What have I missed? What's the benefit of separating of StatefulWidget from (Widget)State in Flutter?

[Before people chime in with MVC comments, note that the Flutter model rather explicitly only manages only the widget's state and its tightly coupled to the UI's Widget through the build method - there is no separation of concern here and it doesn't have a lot to say about larger application state that's not attached to a view.]

[Also, moderators, these not the same questions: Why does Flutter State object require a Widget?, What is the relation between stateful and stateless widgets in Flutter?. My question is one about what's the benefit of the present design, not how this design works.]

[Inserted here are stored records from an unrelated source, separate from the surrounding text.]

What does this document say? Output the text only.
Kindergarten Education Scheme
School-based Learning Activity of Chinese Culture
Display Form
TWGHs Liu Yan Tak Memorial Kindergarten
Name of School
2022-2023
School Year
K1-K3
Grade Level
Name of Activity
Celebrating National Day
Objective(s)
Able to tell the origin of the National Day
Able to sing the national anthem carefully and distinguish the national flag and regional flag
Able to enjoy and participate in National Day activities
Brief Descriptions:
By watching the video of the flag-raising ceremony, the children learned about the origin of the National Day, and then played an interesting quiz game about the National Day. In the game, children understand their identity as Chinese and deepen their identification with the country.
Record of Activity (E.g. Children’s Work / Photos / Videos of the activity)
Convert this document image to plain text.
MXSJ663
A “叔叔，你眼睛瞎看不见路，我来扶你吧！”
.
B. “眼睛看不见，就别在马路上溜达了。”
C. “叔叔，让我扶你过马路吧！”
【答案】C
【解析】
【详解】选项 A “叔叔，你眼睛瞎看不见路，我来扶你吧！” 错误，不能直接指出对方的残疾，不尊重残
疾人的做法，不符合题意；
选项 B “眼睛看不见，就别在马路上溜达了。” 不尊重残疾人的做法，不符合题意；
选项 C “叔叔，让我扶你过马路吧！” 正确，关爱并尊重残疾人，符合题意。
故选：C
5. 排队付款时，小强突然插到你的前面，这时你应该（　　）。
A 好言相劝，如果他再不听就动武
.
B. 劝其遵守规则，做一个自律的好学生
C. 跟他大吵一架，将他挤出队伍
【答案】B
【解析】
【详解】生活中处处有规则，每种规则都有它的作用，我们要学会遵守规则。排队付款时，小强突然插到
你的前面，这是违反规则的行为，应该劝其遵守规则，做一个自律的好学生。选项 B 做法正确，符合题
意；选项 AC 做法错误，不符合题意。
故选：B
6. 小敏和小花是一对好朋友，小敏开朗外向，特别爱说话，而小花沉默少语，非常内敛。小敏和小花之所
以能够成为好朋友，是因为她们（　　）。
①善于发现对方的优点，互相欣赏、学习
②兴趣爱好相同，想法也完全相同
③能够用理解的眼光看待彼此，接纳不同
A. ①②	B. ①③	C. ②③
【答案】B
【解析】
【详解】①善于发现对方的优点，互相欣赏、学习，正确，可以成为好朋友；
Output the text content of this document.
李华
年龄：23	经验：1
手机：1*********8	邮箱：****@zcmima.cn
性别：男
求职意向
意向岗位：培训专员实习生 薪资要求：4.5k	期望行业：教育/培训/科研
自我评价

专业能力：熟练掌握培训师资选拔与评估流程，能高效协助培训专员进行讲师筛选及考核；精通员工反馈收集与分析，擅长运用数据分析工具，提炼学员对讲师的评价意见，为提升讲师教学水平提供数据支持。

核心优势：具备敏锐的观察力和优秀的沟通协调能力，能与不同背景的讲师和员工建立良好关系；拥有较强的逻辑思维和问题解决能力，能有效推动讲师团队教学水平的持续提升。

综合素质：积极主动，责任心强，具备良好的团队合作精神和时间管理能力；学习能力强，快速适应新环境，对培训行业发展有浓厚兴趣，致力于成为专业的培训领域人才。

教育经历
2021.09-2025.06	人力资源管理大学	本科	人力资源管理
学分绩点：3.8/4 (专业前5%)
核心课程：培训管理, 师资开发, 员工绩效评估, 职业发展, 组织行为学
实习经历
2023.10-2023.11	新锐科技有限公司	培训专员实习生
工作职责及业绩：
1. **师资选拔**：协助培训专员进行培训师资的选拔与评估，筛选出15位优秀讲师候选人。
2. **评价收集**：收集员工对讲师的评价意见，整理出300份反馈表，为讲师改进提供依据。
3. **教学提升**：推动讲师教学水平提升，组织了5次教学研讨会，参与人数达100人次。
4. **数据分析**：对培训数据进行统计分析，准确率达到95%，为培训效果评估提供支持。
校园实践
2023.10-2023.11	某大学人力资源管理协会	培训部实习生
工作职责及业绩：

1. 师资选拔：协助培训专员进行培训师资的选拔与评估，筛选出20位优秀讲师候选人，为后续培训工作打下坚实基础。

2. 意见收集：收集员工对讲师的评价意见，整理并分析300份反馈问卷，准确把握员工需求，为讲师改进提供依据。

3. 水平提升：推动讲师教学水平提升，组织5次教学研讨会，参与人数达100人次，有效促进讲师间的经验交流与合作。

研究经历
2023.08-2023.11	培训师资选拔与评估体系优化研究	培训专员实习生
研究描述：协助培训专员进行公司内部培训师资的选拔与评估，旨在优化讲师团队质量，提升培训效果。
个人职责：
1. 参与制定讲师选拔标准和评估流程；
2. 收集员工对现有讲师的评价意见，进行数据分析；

Update: @Rémi Rousselet -- Here's a declarative example with only a new state class needing to be declared. With some work, you could even get rid of that (though it may not be better).

This way of declaring interaction with need didn't require (the user) declaring two new circularly type-referencing class, and the widget that is changing in response to state is decoupled from the state (its constructed a pure function of the state and does not need to allocate the state).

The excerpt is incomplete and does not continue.